Enam tahun setelah penelitian tersebut, perselisihan di dunia nyata meski diredam gencatan senjata yang ditengahi AS pada Sabtu (10/05) lalu memicu kekhawatiran akan konflik besar yang mungkin terjadi dan mengingatkan betapa rapuhnya stabilitas kawasan ini.
Seiring meningkatnya krisis, Pakistan mengirimkan “sinyal ganda” dengan melakukan pembalasan serangan militer sekaligus mengumumkan pertemuan Otoritas Komando Nasional (NCA), sebuah pengingat kepada publik akan kemampuan nuklirnya.

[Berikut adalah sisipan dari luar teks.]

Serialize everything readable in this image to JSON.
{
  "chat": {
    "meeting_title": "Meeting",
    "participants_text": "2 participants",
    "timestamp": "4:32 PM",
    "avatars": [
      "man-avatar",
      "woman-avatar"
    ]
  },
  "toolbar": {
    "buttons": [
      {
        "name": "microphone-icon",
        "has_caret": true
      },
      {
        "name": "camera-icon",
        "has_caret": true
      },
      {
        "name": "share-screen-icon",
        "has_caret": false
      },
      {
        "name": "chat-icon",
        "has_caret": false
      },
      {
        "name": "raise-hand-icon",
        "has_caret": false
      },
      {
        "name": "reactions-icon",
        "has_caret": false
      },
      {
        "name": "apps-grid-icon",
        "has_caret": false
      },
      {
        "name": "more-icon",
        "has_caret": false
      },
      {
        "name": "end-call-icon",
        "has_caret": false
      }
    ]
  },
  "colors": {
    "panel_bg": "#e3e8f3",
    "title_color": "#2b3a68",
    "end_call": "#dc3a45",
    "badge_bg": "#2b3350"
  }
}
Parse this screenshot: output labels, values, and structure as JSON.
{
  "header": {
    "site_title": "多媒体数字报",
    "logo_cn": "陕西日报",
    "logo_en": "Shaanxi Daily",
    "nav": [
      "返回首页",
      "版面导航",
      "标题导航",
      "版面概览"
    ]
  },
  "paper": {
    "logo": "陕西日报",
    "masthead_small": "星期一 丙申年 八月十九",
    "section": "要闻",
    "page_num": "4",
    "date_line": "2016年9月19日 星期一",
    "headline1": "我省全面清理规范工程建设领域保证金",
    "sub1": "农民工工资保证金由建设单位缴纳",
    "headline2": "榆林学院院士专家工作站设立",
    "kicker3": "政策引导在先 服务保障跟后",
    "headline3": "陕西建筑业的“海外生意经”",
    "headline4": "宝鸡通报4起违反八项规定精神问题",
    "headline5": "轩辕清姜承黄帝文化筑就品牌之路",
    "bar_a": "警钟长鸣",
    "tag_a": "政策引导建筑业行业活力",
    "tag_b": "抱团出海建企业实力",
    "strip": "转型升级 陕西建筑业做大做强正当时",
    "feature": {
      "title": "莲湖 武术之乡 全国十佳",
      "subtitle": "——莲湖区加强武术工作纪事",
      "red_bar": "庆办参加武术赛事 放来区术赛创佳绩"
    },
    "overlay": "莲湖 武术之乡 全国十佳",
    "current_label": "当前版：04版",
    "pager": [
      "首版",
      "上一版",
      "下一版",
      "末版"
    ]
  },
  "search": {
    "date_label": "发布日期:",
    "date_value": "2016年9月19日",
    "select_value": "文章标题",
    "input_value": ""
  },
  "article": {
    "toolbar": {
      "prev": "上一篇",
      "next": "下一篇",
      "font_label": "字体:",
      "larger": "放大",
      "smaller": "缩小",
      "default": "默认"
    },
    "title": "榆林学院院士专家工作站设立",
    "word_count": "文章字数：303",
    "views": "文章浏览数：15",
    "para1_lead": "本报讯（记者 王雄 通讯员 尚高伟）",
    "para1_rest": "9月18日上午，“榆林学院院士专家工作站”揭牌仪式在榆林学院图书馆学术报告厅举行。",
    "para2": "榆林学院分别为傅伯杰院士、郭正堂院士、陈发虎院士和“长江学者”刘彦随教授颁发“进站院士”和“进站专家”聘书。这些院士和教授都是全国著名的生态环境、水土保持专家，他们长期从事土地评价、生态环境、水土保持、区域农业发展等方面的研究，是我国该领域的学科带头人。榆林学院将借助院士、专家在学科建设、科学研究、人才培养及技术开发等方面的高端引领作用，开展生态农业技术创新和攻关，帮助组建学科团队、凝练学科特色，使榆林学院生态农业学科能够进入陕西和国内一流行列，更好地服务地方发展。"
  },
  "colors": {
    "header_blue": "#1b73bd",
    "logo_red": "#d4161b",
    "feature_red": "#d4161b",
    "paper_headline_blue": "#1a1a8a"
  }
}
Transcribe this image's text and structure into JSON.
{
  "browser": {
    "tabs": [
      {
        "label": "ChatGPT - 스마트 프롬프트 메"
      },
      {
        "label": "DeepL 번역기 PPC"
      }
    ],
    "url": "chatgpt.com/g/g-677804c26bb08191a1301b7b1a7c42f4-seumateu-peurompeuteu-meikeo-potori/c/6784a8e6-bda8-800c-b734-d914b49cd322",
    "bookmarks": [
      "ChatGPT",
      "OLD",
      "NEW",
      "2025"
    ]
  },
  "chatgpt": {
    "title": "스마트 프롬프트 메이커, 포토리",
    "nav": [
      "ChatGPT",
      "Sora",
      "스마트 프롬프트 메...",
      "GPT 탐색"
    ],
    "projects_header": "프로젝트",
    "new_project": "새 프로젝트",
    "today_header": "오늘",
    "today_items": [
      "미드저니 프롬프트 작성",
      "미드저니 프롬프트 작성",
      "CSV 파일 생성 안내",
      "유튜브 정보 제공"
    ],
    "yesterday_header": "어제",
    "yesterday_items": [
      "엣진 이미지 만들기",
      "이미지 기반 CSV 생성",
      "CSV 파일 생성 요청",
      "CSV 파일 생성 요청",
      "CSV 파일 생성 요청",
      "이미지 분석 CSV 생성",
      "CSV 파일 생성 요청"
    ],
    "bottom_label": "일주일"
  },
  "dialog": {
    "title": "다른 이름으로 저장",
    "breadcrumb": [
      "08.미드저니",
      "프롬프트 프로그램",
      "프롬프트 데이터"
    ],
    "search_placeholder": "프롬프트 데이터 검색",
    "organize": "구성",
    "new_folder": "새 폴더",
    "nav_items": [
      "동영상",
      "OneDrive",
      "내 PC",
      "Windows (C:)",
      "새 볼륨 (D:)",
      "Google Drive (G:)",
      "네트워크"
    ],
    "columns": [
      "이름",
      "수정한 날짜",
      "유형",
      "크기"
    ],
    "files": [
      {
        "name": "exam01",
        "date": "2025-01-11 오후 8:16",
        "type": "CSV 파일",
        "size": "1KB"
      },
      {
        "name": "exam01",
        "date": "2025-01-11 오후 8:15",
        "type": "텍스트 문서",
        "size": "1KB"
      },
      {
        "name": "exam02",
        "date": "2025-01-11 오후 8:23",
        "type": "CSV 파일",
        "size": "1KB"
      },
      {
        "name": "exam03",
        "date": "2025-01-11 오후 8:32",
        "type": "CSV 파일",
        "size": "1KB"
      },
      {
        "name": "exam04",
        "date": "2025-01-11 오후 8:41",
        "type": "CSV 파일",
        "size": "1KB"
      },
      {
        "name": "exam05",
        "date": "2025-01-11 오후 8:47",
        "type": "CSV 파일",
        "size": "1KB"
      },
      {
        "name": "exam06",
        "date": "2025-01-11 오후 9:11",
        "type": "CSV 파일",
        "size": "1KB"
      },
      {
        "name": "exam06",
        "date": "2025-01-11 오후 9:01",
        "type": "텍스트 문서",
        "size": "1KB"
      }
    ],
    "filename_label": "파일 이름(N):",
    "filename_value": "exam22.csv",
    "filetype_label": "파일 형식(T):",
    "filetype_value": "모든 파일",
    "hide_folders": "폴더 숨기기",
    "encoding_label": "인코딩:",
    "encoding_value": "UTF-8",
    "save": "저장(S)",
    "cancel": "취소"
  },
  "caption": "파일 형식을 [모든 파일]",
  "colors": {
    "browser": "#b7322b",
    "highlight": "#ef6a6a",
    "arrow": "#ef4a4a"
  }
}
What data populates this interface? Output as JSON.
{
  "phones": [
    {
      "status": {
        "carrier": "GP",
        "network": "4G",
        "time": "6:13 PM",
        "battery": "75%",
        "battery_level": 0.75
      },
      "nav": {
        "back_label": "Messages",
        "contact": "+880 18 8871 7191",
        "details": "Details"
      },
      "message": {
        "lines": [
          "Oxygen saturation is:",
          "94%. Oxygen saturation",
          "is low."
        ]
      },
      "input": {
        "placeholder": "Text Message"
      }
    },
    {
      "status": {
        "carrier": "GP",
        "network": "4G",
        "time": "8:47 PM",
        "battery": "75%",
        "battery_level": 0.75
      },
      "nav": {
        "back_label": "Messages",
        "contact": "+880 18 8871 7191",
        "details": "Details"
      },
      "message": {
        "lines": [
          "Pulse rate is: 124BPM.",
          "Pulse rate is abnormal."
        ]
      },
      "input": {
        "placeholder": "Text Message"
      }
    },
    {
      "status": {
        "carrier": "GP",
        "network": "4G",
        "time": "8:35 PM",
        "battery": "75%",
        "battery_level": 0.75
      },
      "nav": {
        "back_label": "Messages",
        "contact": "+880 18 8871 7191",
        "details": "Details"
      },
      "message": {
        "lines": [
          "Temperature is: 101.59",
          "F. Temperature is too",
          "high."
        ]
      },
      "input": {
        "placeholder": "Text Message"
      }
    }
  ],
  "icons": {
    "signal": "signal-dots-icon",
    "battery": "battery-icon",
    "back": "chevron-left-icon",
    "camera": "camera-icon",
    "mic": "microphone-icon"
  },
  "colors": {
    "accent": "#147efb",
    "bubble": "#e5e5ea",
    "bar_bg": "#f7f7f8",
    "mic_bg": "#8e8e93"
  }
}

NCA bertanggung jawab atas kendali dan potensi penggunaan senjata nuklir Pakistan.
Apakah langkah ini sekadar simbolis, bagian dari strategi, atau peringatan sesungguhnya, sulit dipastikan. Langkah ini juga bertepatan dengan laporan intervensi Menteri Luar Negeri AS Marco Rubio untuk meredakan ketegangan.
Presiden AS Donald Tumrp tak hanya menjadi penengah gencatan senjata tapi juga mencegah terjadinya apa yang disebut sebagai “konflik nuklir”.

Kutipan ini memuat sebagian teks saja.